Prêt pour l’échéance d’avril 2006
Si la viande fraîche sous label rouge doit obligatoirement être issue d’un porc lui-même sous label rouge, il suffit d’un porc certifié pour les produits de salaisons sous label avec de bonnes qualités technologiques. « Nous abattons chaque semaine 3 000 à 4 000 porcs “Cochon de Bretagne” certifiés pour alimenter un label rouge de process, alors que le porc fermier que nous vendons est un label rouge d’amont. »
Cependant, l’évolution de la réglementation qui imposera, à partir d’avril 2006, aux salaisonniers en label rouge de s’approvisionner obligatoirement en porc lui-même produit en label rouge, va profondément modifier la filière.
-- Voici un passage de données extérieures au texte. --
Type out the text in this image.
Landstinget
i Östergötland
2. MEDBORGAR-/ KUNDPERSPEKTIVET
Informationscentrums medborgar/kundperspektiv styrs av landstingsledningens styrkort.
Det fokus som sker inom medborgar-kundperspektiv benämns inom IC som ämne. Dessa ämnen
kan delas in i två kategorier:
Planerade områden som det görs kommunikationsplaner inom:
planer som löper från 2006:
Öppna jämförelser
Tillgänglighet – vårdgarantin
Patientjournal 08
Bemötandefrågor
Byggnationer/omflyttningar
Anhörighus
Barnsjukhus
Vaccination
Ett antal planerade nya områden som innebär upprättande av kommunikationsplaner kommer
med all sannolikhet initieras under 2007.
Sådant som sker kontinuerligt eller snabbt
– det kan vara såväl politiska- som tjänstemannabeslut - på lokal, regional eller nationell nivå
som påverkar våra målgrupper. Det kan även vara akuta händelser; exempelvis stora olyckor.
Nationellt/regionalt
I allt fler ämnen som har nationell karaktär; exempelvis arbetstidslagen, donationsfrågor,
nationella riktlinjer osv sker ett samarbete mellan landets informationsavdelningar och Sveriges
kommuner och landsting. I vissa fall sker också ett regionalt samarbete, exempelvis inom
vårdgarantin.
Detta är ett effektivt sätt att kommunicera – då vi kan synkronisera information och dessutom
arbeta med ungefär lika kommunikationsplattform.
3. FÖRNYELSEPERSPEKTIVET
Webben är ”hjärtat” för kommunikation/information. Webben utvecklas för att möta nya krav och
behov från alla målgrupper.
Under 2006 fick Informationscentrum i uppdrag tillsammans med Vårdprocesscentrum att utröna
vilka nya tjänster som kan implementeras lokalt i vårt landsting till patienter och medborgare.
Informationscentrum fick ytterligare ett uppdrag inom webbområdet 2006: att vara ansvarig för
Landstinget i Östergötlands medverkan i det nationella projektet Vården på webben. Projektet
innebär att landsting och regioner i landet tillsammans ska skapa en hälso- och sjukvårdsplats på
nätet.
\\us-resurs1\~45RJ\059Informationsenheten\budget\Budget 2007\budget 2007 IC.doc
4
Claude Guillesser estime le besoin hebdomadaire du marché à 25 000 porcs sous label rouge par semaine en France alors que la production n’en propose que 7000 à 8000.
Bigard, fort de sa position de leader sur le marché, compte bien en tirer profit. « Nous avons des engagements avec Le Gouessant pour qu’il augmente la production de porcs sous label rouge dont nous avons besoin à 3 000-4 000 par semaine », révèle Claude Guillesser. Il s’attend également à ce que des producteurs en CQC « Cochon de Bretagne » franchissent le pas vers le label rouge. « Ces produits redonnent de la valeur et de la marge à tous les acteurs de la filière, du producteur jusqu’au distributeur. »
S’agissant des résultats de la branche qu’il pilote, Claude Guillesser n’en donne aucun aperçu, sauf qu’ils se situent « dans le haut du panier sur le marché ». Le groupe Bigard traite au total environ 210 000 tonnes de viande pour un chiffre d’affaires de 1 milliard d’euros avec 3400 salariés.